Prabowo, Omon-omon Saya Kecewa
Prabowo, Omon-omon Saya Kecewa
Pilpres makin dekat, perang urat syaraf makin menguat. Wajar ketiga debat kemarin masih saja menjadi bahan pergunjingan, tertawaan, dan juga candaan. Ketiga kandidat, satu dari militer, yang tidak pernah kenal debat, selain yes man, tunduk dan patuh pada atasan dan senior, berhadapan dengan dua macan panggung politik.
Dua kandidat itu memang orang organisasi, pemain panggung politik, sudah makan asam garam dalam berdebat. Sebenarnya bukan soal Prabowo dikeroyok atau diserang, namun bagaimana budaya yang berbeda itu bertemu dalam panggung debat terbuka. Hal yang lumrah sebenarnya. Menggali gagasan dan mendesak ketika kompetitor tidak menguasai panggung itu hal biasa.
Hari berikutnya membuat iklan publikasi sehalaman penuh melalui media cetak, atas keberhasilan yang jelas itu adalah klaimnya sendiri. Itu sah-sah saja, hanya menjadi lucu dan naif, ketika dalam acara debat kedodoran dan juga emosional. Buat apa dengan iklan seperti itu?
Masih juga begitu banyak narasi yang berkembang berkaitan dengan pembelaan diri, merasa perlu bertahan untuk menampilkan dirinya tidak seperti di dalam debat. Itu malah makin memperlemah posisinya. Apalagi di depan relawannya ia masih melampiaskan kekesalannya dengan makian yang sangat kasar, ungkapan goblok dan tolol bagi rivalnya yang seharusnya dihormati.

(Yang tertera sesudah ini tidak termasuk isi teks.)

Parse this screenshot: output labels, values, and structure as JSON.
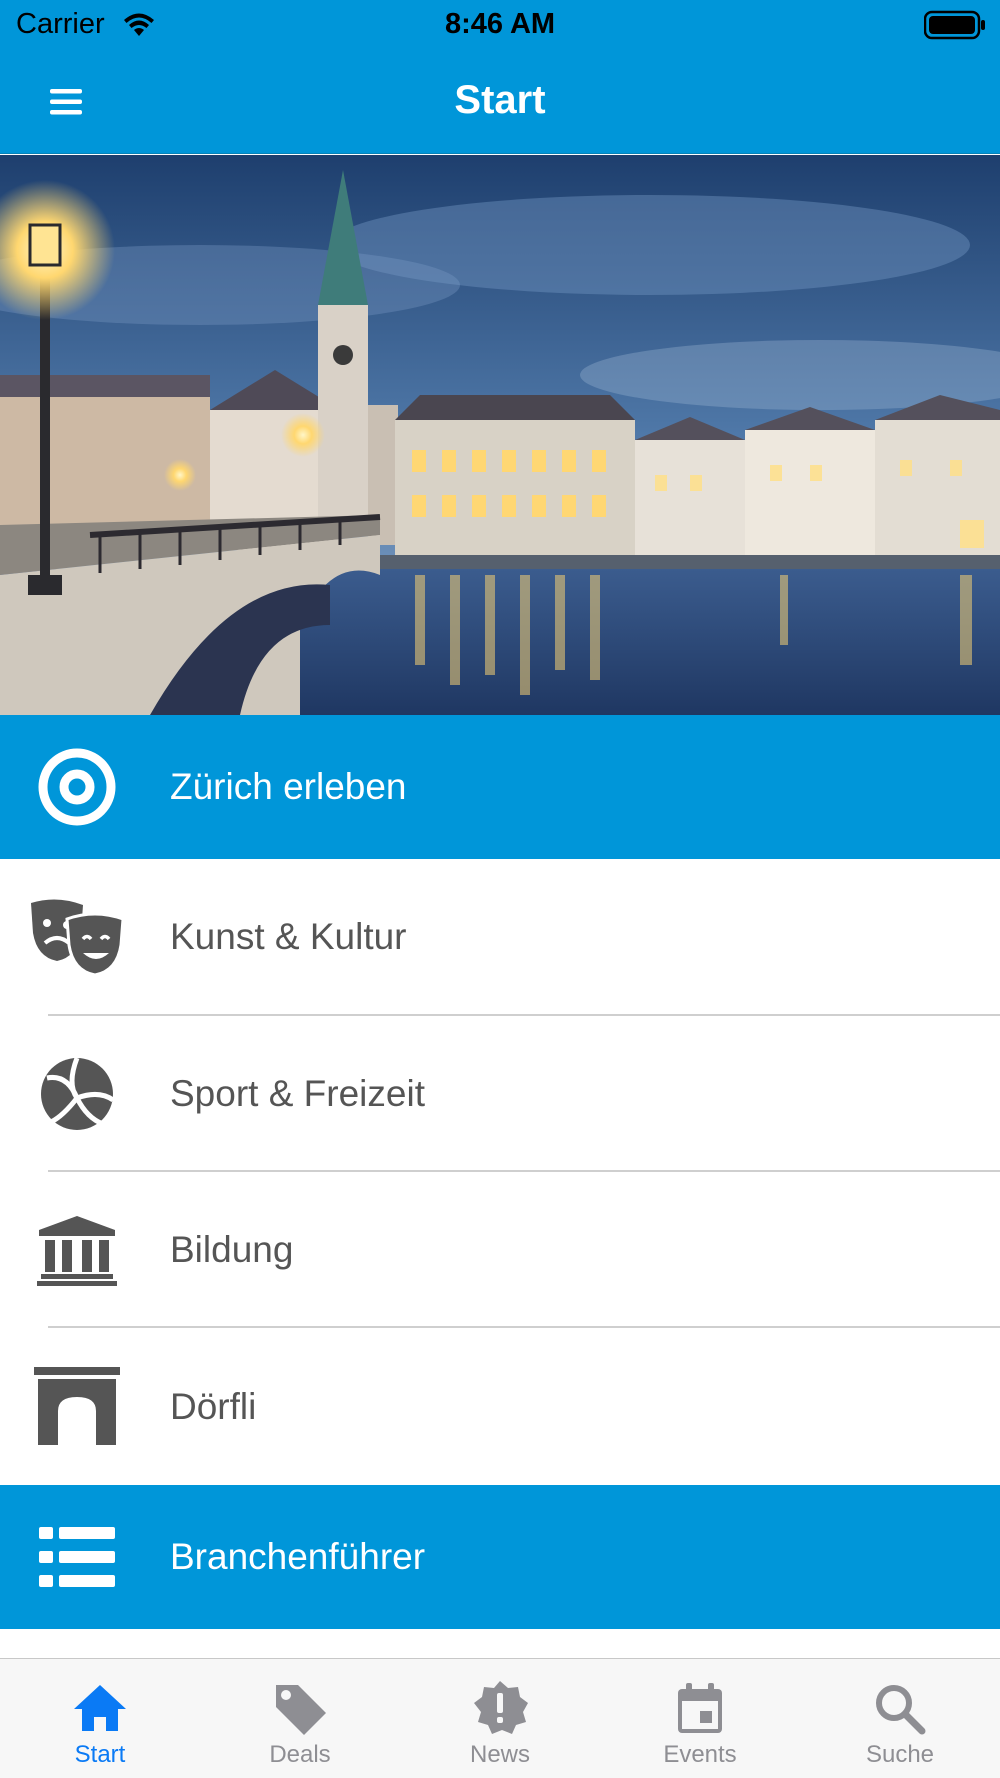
{
  "status_bar": {
    "carrier": "Carrier",
    "time": "8:46 AM",
    "wifi_icon": "wifi-icon",
    "battery_icon": "battery-icon"
  },
  "nav": {
    "title": "Start",
    "menu_icon": "hamburger-menu-icon"
  },
  "colors": {
    "primary": "#0096d9",
    "tab_active": "#0a7af5",
    "tab_inactive": "#8e8e93",
    "icon_gray": "#555555"
  },
  "menu": {
    "items": [
      {
        "label": "Zürich erleben",
        "icon": "target-icon",
        "style": "blue"
      },
      {
        "label": "Kunst & Kultur",
        "icon": "theater-masks-icon",
        "style": "white"
      },
      {
        "label": "Sport & Freizeit",
        "icon": "volleyball-icon",
        "style": "white"
      },
      {
        "label": "Bildung",
        "icon": "institution-icon",
        "style": "white"
      },
      {
        "label": "Dörfli",
        "icon": "archway-icon",
        "style": "white"
      },
      {
        "label": "Branchenführer",
        "icon": "list-icon",
        "style": "blue"
      }
    ]
  },
  "tabs": {
    "active": "Start",
    "items": [
      {
        "label": "Start",
        "icon": "home-icon"
      },
      {
        "label": "Deals",
        "icon": "tag-icon"
      },
      {
        "label": "News",
        "icon": "alert-badge-icon"
      },
      {
        "label": "Events",
        "icon": "calendar-icon"
      },
      {
        "label": "Suche",
        "icon": "search-icon"
      }
    ]
  }
}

Tanpa salaman usai berdebat dengan dalih, Prabowo sebagai pribadi yang lebih tua harusnya didatangi Anies dalam konteks ini yang lebih muda. Memperlihatkan arogansi dan kesombongan di mana kepribadian pemimpin seperti ini apay a layak.
Gemoy hancur lebur. Padahal pertahanan adalah tema yang harusnya lima poin lebih gede bagi Prabowo dari pada kedua kompetitornya, sayangnya malah menhan aktif itu gagal memanfaatkan poin penting itu. Wajar ketika ia menjadi emosional karena malah menjadi bulan-bulanan karena memang kesalahannya sendiri.
Citra gemuk, lucu, dan jenaka seketika remuk redam dan berantakan, diperparah dengan pernyataan lanjutan yang demikian kasar. Mana gemoy dan lucunya? Goyang gemoynya sudah hilang sama sekali, susah membuang watak. Bawaan dari kecil, gambaran diri yang begitu besar, semua hilang.